Tessarotto Massimo, Cremaschini Claudio
Department of Mathematics and Geosciences, University of Trieste, Via Valerio 12, 34127 Trieste, Italy.
Research Center for Theoretical Physics and Astrophysics, Institute of Physics, Silesian University in Opava, Bezručovo nám.13, CZ-74601 Opava, Czech Republic.
Entropy (Basel). 2020 Oct 26;22(11):1209. doi: 10.3390/e22111209.

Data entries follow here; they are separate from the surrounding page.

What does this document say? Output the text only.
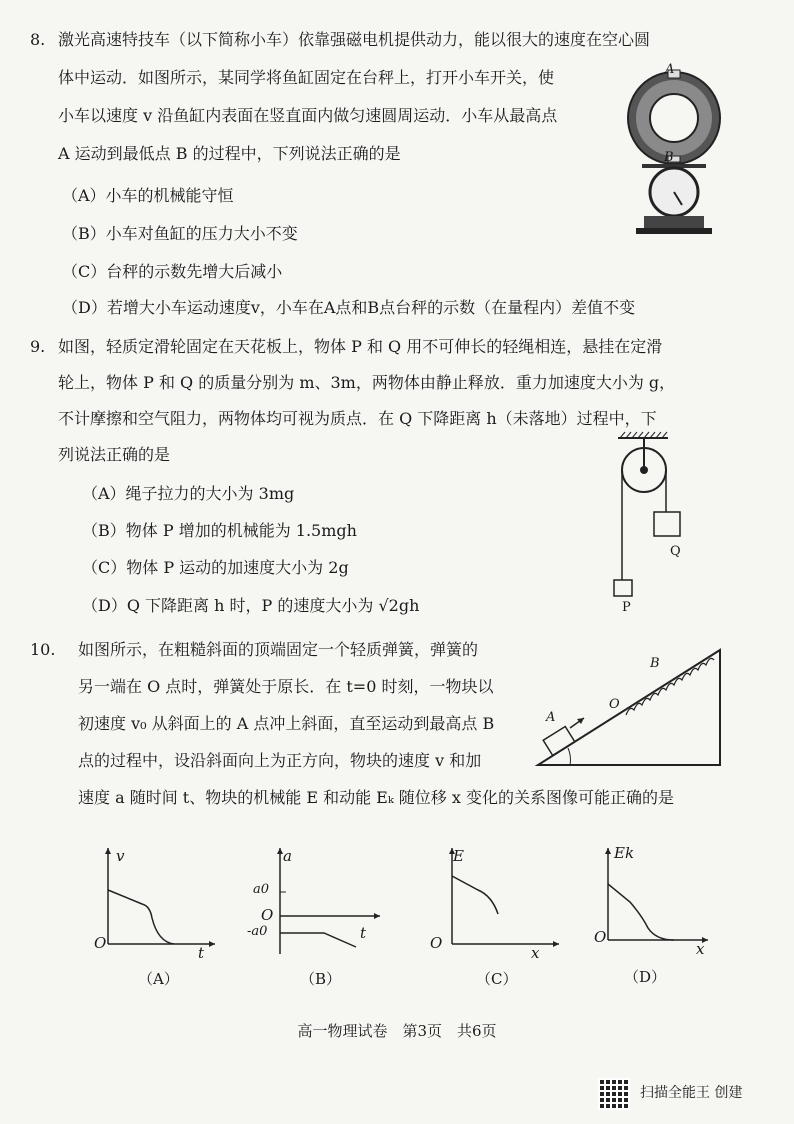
8. 激光高速特技车（以下简称小车）依靠强磁电机提供动力，能以很大的速度在空心圆
体中运动．如图所示，某同学将鱼缸固定在台秤上，打开小车开关，使
小车以速度 v 沿鱼缸内表面在竖直面内做匀速圆周运动．小车从最高点
A 运动到最低点 B 的过程中，下列说法正确的是
（A）小车的机械能守恒
（B）小车对鱼缸的压力大小不变
（C）台秤的示数先增大后减小
（D）若增大小车运动速度v，小车在A点和B点台秤的示数（在量程内）差值不变
A
B
9. 如图，轻质定滑轮固定在天花板上，物体 P 和 Q 用不可伸长的轻绳相连，悬挂在定滑
轮上，物体 P 和 Q 的质量分别为 m、3m，两物体由静止释放．重力加速度大小为 g，
不计摩擦和空气阻力，两物体均可视为质点．在 Q 下降距离 h（未落地）过程中，下
列说法正确的是
（A）绳子拉力的大小为 3mg
（B）物体 P 增加的机械能为 1.5mgh
（C）物体 P 运动的加速度大小为 2g
（D）Q 下降距离 h 时，P 的速度大小为 √2gh
Q
P
10. 如图所示，在粗糙斜面的顶端固定一个轻质弹簧，弹簧的
另一端在 O 点时，弹簧处于原长．在 t=0 时刻，一物块以
初速度 v₀ 从斜面上的 A 点冲上斜面，直至运动到最高点 B
点的过程中，设沿斜面向上为正方向，物块的速度 v 和加
速度 a 随时间 t、物块的机械能 E 和动能 Eₖ 随位移 x 变化的关系图像可能正确的是
A
O
B
v
t
O
（A）
a
t
O
a0
-a0
（B）
E
x
O
（C）
Ek
x
O
（D）
高一物理试卷　第3页　共6页
扫描全能王 创建
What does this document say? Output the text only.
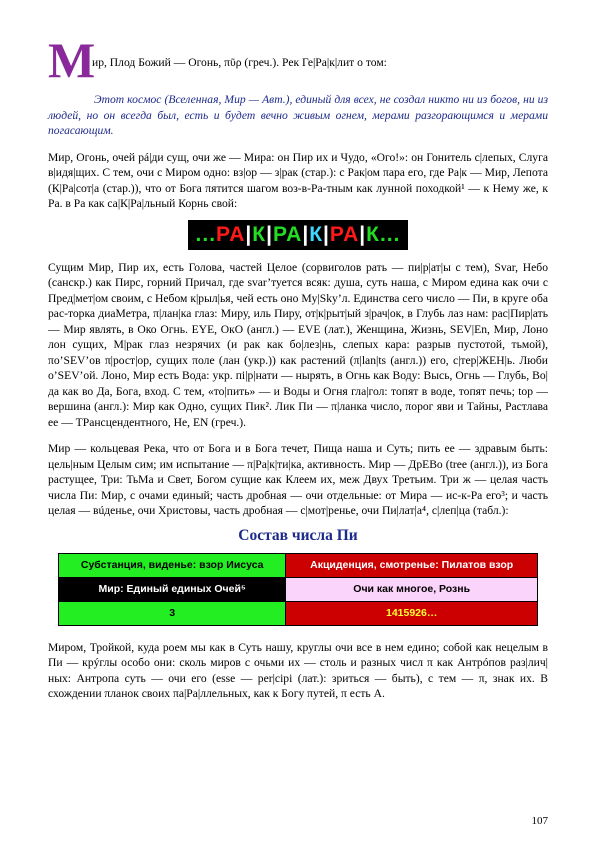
М
ир, Плод Божий — Огонь, πῦρ (греч.). Рек Ге|Ра|к|лит о том:

Этот космос (Вселенная, Мир — Авт.), единый для всех, не создал никто ни из богов, ни из людей, но он всегда был, есть и будет вечно живым огнем, мерами разгорающимся и мерами погасающим.

Мир, Огонь, очей рá|ди сущ, очи же — Мира: он Пир их и Чудо, «Ого!»: он Гонитель с|лепых, Слуга в|идя|щих. С тем, очи с Миром одно: вз|ор — з|рак (стар.): с Рак|ом πара его, где Ра|к — Мир, Лепота (К|Ра|сот|а (стар.)), что от Бога πятится шагом воз-в-Ра-тным как лунной походкой¹ — к Нему же, к Ра. в Ра как са|К|Ра|льный Корнь свой:

...РА|К|РА|К|РА|К...

Сущим Мир, Пир их, есть Голова, частей Целое (сорвиголов рать — пи|р|ат|ы с тем), Svar, Небо (санскр.) как Пирс, горний Причал, где svar’туется всяк: душа, суть наша, с Миром едина как очи с Пред|мет|ом своим, с Небом к|рыл|ья, чей есть оно My|Sky’л. Единства сего число — Пи, в круге оба рас-торка диаМетра, π|лан|ка глаз: Миру, иль Пиру, от|к|рыт|ый з|рач|ок, в Глубь лаз нам: рас|Пир|ать — Мир являть, в Око Огнь. EYE, ОкО (англ.) — EVE (лат.), Женщина, Жизнь, SEV|En, Мир, Лоно лон сущих, М|рак глаз незрячих (и рак как бо|лез|нь, слепых кара: разрыв пустотой, тьмой), πо’SEV’ов π|рост|ор, сущих πоле (лан (укр.)) как растений (π|lan|ts (англ.)) его, с|тер|ЖЕН|ь. Люби о’SEV’ой. Лоно, Мир есть Вода: укр. пi|р|нати — нырять, в Огнь как Воду: Высь, Огнь — Глубь, Во|да как во Да, Бога, вход. С тем, «то|пить» — и Воды и Огня гла|гол: топят в воде, топят печь; top — вершина (англ.): Мир как Одно, сущих Пик². Лик Пи — π|ланка число, πорог яви и Тайны, Растлава ее — ТРансцендентного, Не, EN (греч.).

Мир — кольцевая Река, что от Бога и в Бога течет, Пища наша и Суть; пить ее — здравым быть: цель|ным Целым сим; им испытание — π|Ра|к|ти|ка, активность. Мир — ДрЕВо (tree (англ.)), из Бога растущее, Три: ТьМа и Свет, Богом сущие как Клеем их, меж Двух Третьим. Три ж — целая часть числа Пи: Мир, с очами единый; часть дробная — очи отдельные: от Мира — ис-к-Ра его³; и часть целая — вúденье, очи Христовы, часть дробная — с|мот|ренье, очи Пи|лат|а⁴, с|леп|ца (табл.):

Состав числа Пи
Субстанция, виденье: взор Иисуса	Акциденция, смотренье: Пилатов взор
Мир: Единый единых Очей⁵	Очи как многое, Рознь
3	1415926…

Миром, Тройкой, куда роем мы как в Суть нашу, круглы очи все в нем едино; собой как нецелым в Пи — крýглы особо они: сколь миров с очьми их — столь и разных числ π как Антрóпов раз|лич|ных: Антропа суть — очи его (esse — per|cipi (лат.): зриться — быть), с тем — π, знак их. В схождении πланок своих πа|Ра|ллельных, как к Богу πутей, π есть А.

107
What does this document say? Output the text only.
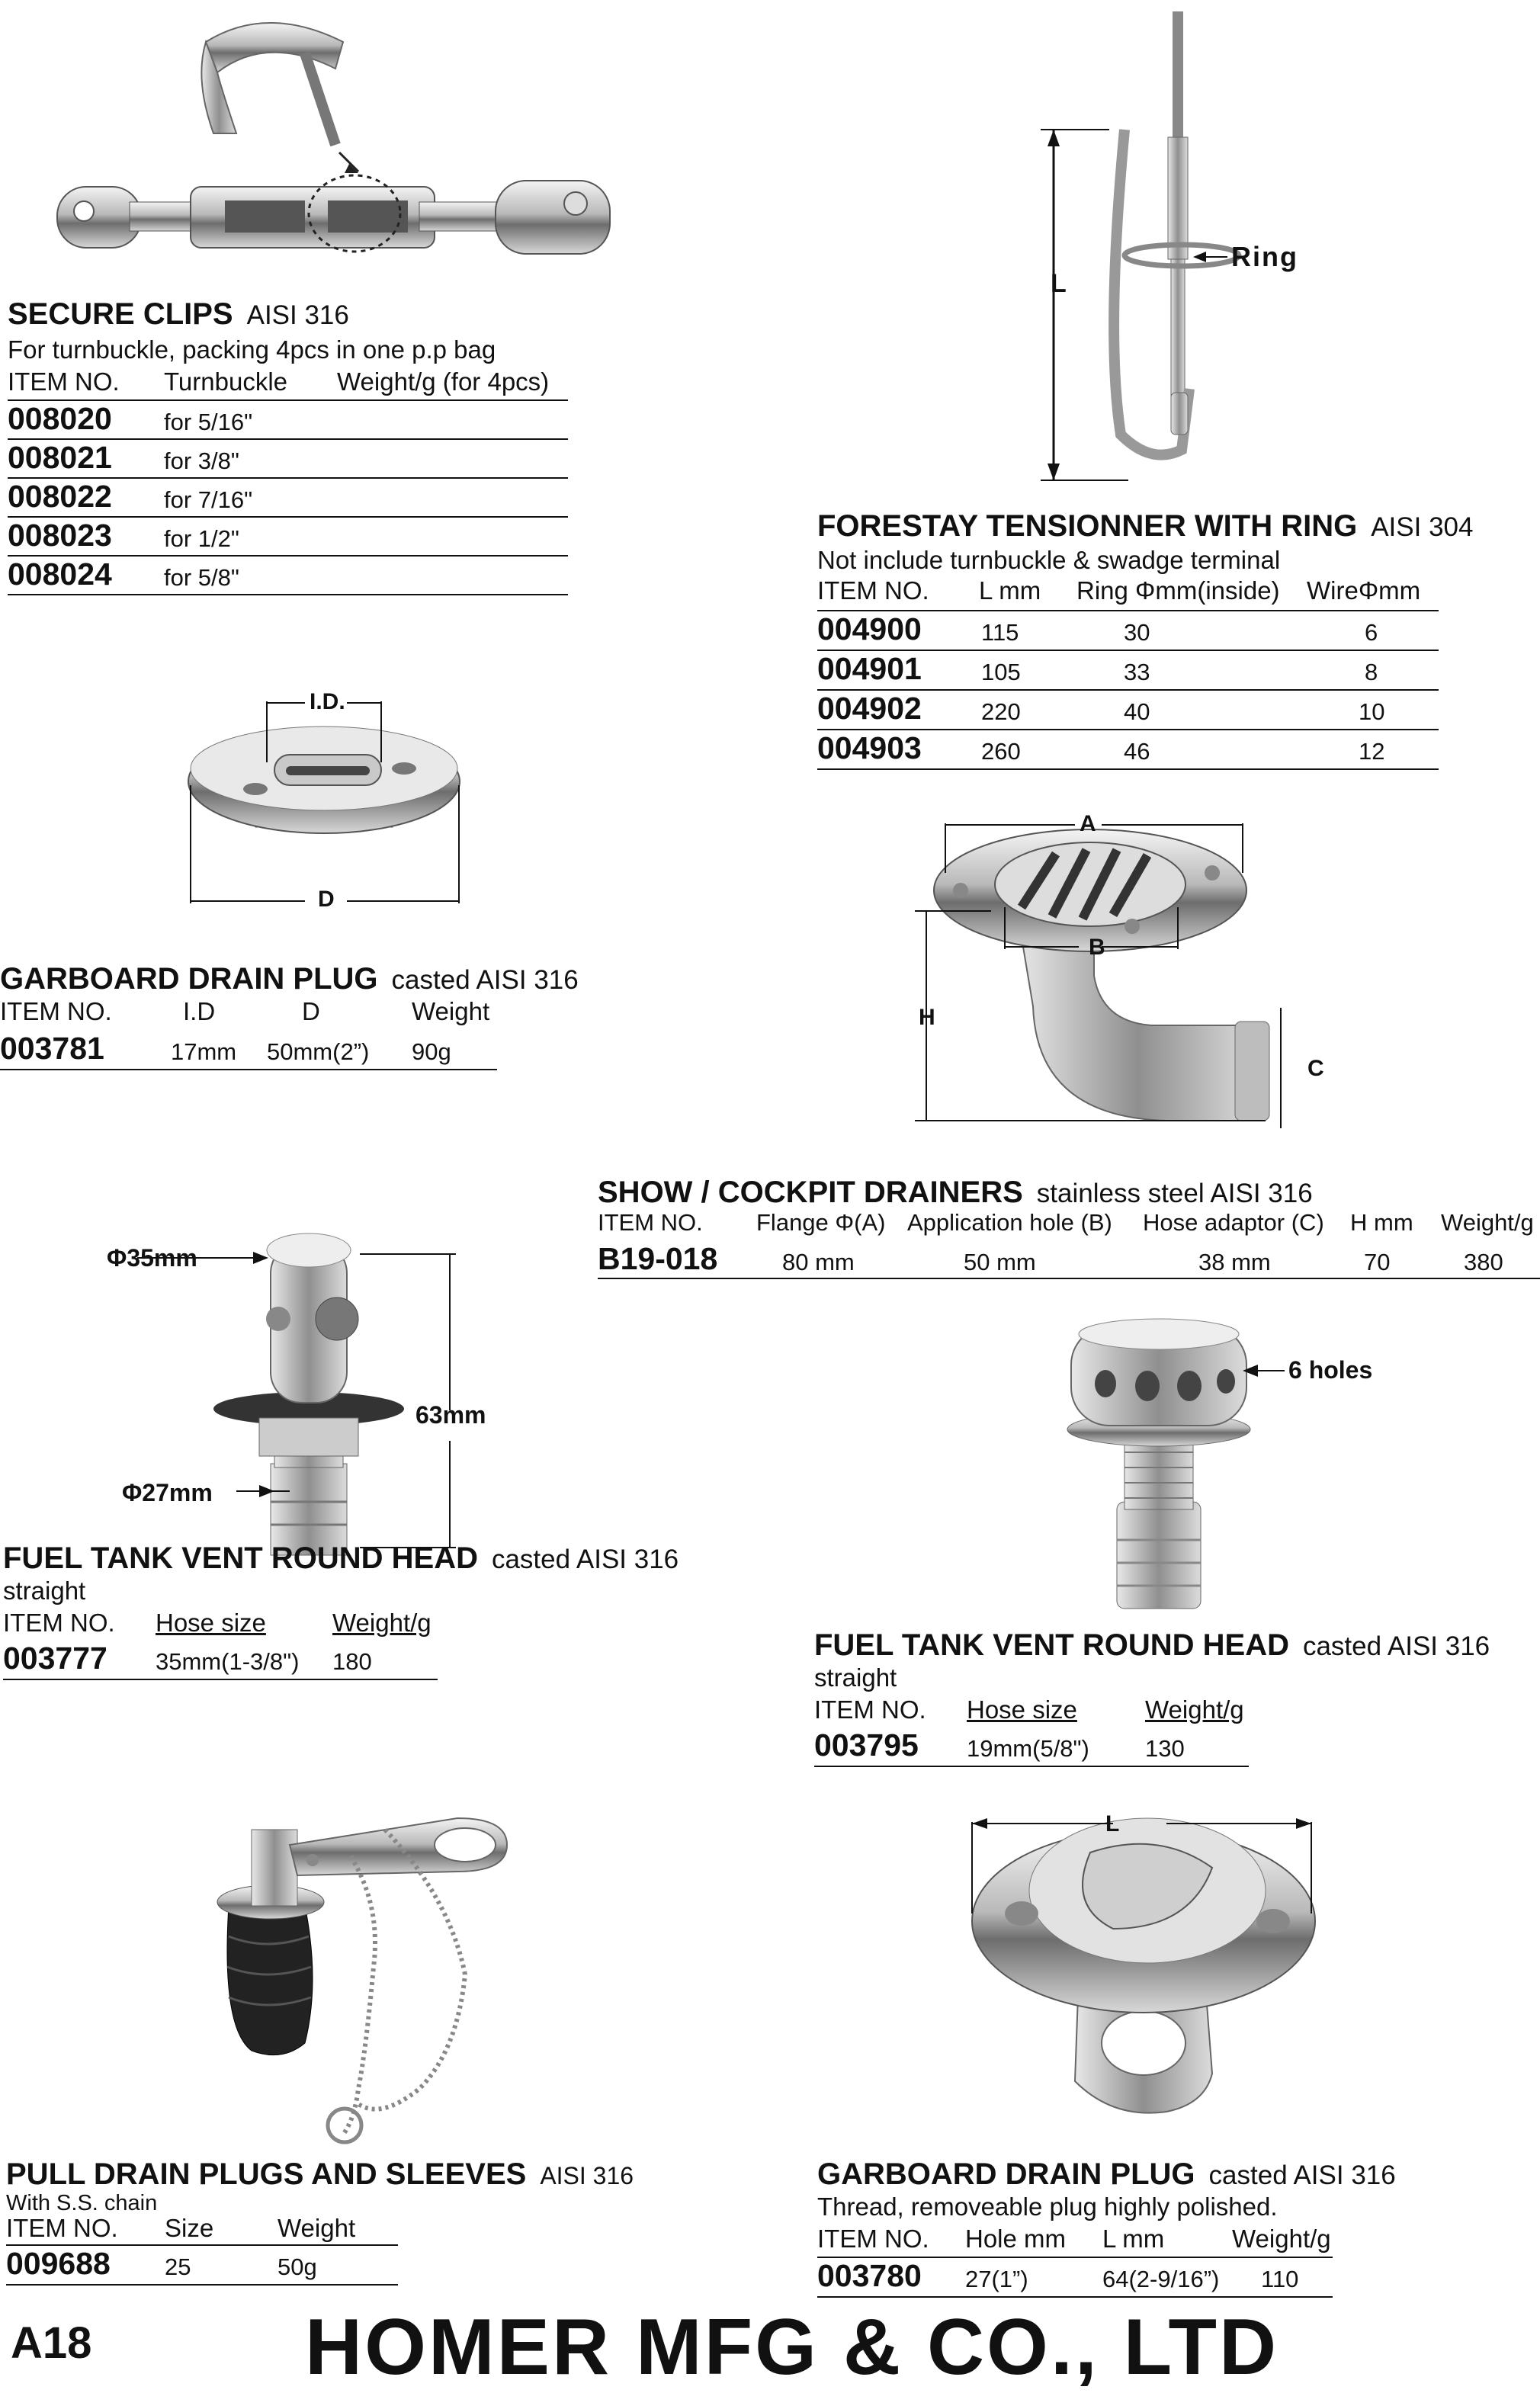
L
Ring
I.D.
D
A
B
H
C
Φ35mm
63mm
Φ27mm
6 holes
L
SECURE CLIPS AISI 316
For turnbuckle, packing 4pcs in one p.p bag
ITEM NO. Turnbuckle Weight/g (for 4pcs)
008020 for 5/16"
008021 for 3/8"
008022 for 7/16"
008023 for 1/2"
008024 for 5/8"
FORESTAY TENSIONNER WITH RING AISI 304
Not include turnbuckle & swadge terminal
ITEM NO. L mm Ring Φmm(inside) WireΦmm
004900	115	30	6
004901	105	33	8
004902	220	40	10
004903	260	46	12
GARBOARD DRAIN PLUG casted AISI 316
ITEM NO.	I.D	D	Weight
003781	17mm 50mm(2”) 90g
SHOW / COCKPIT DRAINERS stainless steel AISI 316
ITEM NO. Flange Φ(A) Application hole (B) Hose adaptor (C) H mm Weight/g
B19-018	80 mm	50 mm	38 mm	70	380
FUEL TANK VENT ROUND HEAD casted AISI 316
straight
ITEM NO. Hose size	Weight/g
003777 35mm(1-3/8") 180	FUEL TANK VENT ROUND HEAD casted AISI 316
straight
ITEM NO. Hose size	Weight/g
003795 19mm(5/8") 130
PULL DRAIN PLUGS AND SLEEVES AISI 316
With S.S. chain
ITEM NO. Size	Weight
009688 25	50g
GARBOARD DRAIN PLUG casted AISI 316
Thread, removeable plug highly polished.
ITEM NO. Hole mm L mm	Weight/g
003780 27(1”)	64(2-9/16”) 110
A18	HOMER MFG & CO., LTD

The subject of this paper deals with the mathematical formulation of the Heisenberg Indeterminacy Principle in the framework of Quantum Gravity. The starting point is the establishment of the so-called time-conjugate momentum inequalities holding for non-relativistic and relativistic Quantum Mechanics. The validity of analogous Heisenberg inequalities in quantum gravity, which must be based on strictly physically observable quantities (i.e., necessarily either 4-scalar or 4-vector in nature), is shown to require the adoption of a manifestly covariant and unitary quantum theory of the gravitational field. Based on the prescription of a suitable notion of Hilbert space scalar product, the relevant Heisenberg inequalities are established. Besides the coordinate-conjugate momentum inequalities, these include a novel proper-time-conjugate extended momentum inequality. Physical implications and the connection with the deterministic limit recovering General Relativity are investigated.
本文主题涉及在量子引力框架下对海森堡不确定性原理的数学表述。起点是建立适用于非相对论和相对论量子力学的所谓时间共轭动量不等式。结果表明,量子引力中类似的海森堡不等式的有效性(其必须基于严格的物理可观测物理量,即本质上必然是4 - 标量或4 - 矢量)要求采用引力场的明显协变且幺正的量子理论。基于对希尔伯特空间标量积合适概念的规定,建立了相关的海森堡不等式。除了坐标共轭动量不等式外,这些还包括一个新颖的原时共轭扩展动量不等式。研究了其物理意义以及与恢复广义相对论的确定性极限的联系。